RFC on range design for D2

Mon Sep 8 16:16:18 PDT 2008

On Tue, 09 Sep 2008 01:50:54 +0400, Andrei Alexandrescu  
<SeeWebsiteForEmail at erdani.org> wrote:

> Hello,
>
>
> Walter, Bartosz and myself have been hard at work trying to find the  
> right abstraction for iteration. That abstraction would replace the  
> infamous opApply and would allow for external iteration, thus paving the  
> way to implementing real generic algorithms.
>
> We considered an STL-style container/iterator design. Containers would  
> use the newfangled value semantics to enforce ownership of their  
> contents. Iterators would span containers in various ways.
>
> The main problem with that approach was integrating built-in arrays into  
> the design. STL's iterators are generalized pointers; D's built-in  
> arrays are, however, not pointers, they are "pairs of pointers" that  
> cover contiguous ranges in memory. Most people who've used D gained the  
> intuition that slices are superior to pointers in many ways, such as  
> easier checking for validity, higher-level compact primitives,  
> streamlined and safe interface. However, if STL iterators are  
> generalized pointers, what is the corresponding generalization of D's  
> slices? Intuitively that generalization should also be superior to  
> iterators.
>
> In a related development, the Boost C++ library has defined ranges as  
> pairs of two iterators and implemented a series of wrappers that accept  
> ranges and forward their iterators to STL functions. The main outcome of  
> Boost ranges been to decrease the verboseness and perils of naked  
> iterator manipulation (see  
> http://www.boost.org/doc/libs/1_36_0/libs/range/doc/intro.html). So a  
> C++ application using Boost could avail itself of containers, ranges,  
> and iterators. The Boost notion of range is very close to a  
> generalization of D's slice.
>
> We have considered that design too, but that raised a nagging question.  
> In most slice-based D programming, using bare pointers is not necessary.  
> Could then there be a way to use _only_ ranges and eliminate iterators  
> altogether? A container/range design would be much simpler than one also  
> exposing iterators.
>
> All these questions aside, there are several other imperfections in the  
> STL, many caused by the underlying language. For example STL is  
> incapable of distinguishing between input/output iterators and forward  
> iterators. This is because C++ cannot reasonably implement a type with  
> destructive copy semantics, which is what would be needed to make said  
> distinction. We wanted the Phobos design to provide appropriate answers  
> to such questions, too. This would be useful particularly because it  
> would allow implementation of true and efficient I/O integrated with  
> iteration. STL has made an attempt at that, but istream_iterator and  
> ostream_iterator are, with all due respect, a joke that builds on  
> another joke, the iostreams.
>
> After much thought and discussions among Walter, Bartosz and myself, I  
> defined a range design and reimplemented all of std.algorithm and much  
> of std.stdio in terms of ranges alone. This is quite a thorough test  
> because the algorithms are diverse and stress-test the expressiveness  
> and efficiency of the range design. Along the way I made the interesting  
> realization that certain union/difference operations are needed as  
> primitives for ranges. There are also a few bugs in the compiler and  
> some needed language enhancements (e.g. returning a reference from a  
> function); Walter is committed to implement them.
>
> I put together a short document for the range design. I definitely  
> missed about a million things and have been imprecise about another  
> million, so feedback would be highly appreciated. See:
>
> http://ssli.ee.washington.edu/~aalexand/d/tmp/std_range.html
>
>
> Andrei

1) There is a typo:

// Copies a range to another
void copy(R1, R2)(R1 src, R2 tgt)
{
     while (!src.isEmpty)
     {
         tgt.putNext(r.getNext);  // should be tgt.putNext(src.getNext);
     }
}

2) R.next and R.pop could have better names. I mean, they represent  
similar operations yet names are so different.
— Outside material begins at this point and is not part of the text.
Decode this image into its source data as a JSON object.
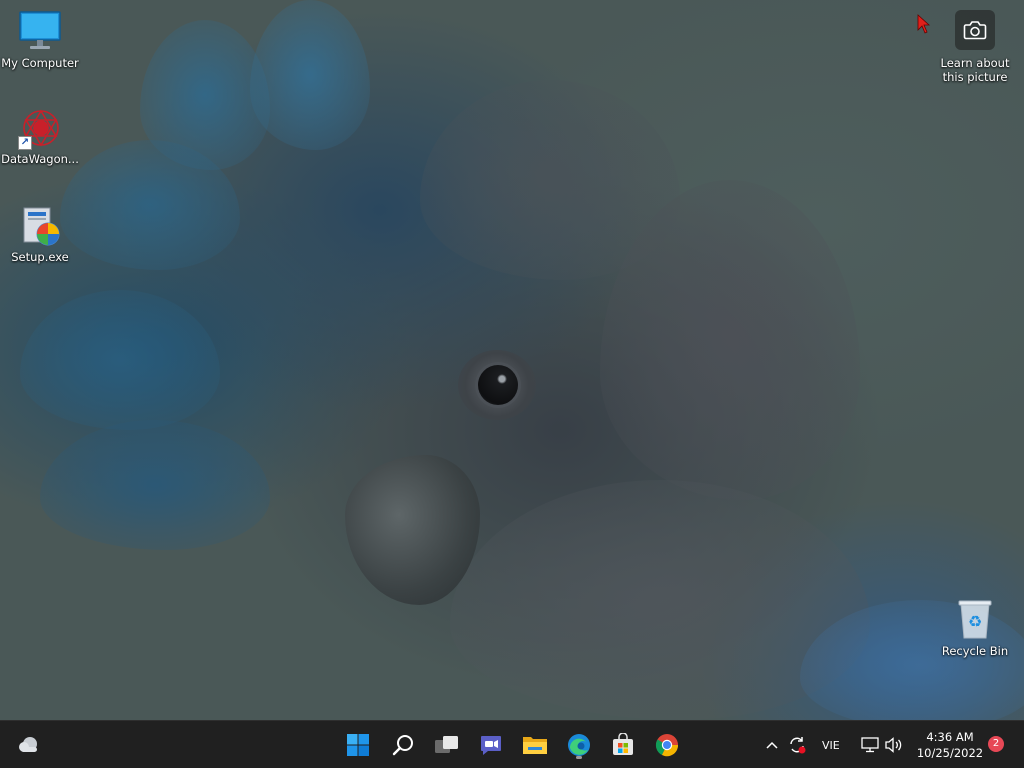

3) Walter mentioned that built-in array could be re-implemented using a  
pair of pointers instead of ptr+length. Will it ever get a green light? It  
fits range concept much better.

4) We need some way of supporting dollar notation in user containers. The  
hack of using __dollar is bad (although it works).

5) I don't quite like names left and right! :) I think they should  
represent limits (pointers to begin and end, in case of array) rather that  
values. In this case, built-in arrays could be implemented as follows:

struct Array(T)
{
     T* left;
     T* right;
     size_t length() { return right-left; }
     ref T opIndex(size_t index) { return left[index]; }
     // etc
}

The rationale behind having access to range limits is to allow operations  
on them. For example,
R.left-=n;

could be used instead of
foreach(i; 0..n) {
     R.pop();
}

which is more efficient in many cases.

Other that that - great, I like it.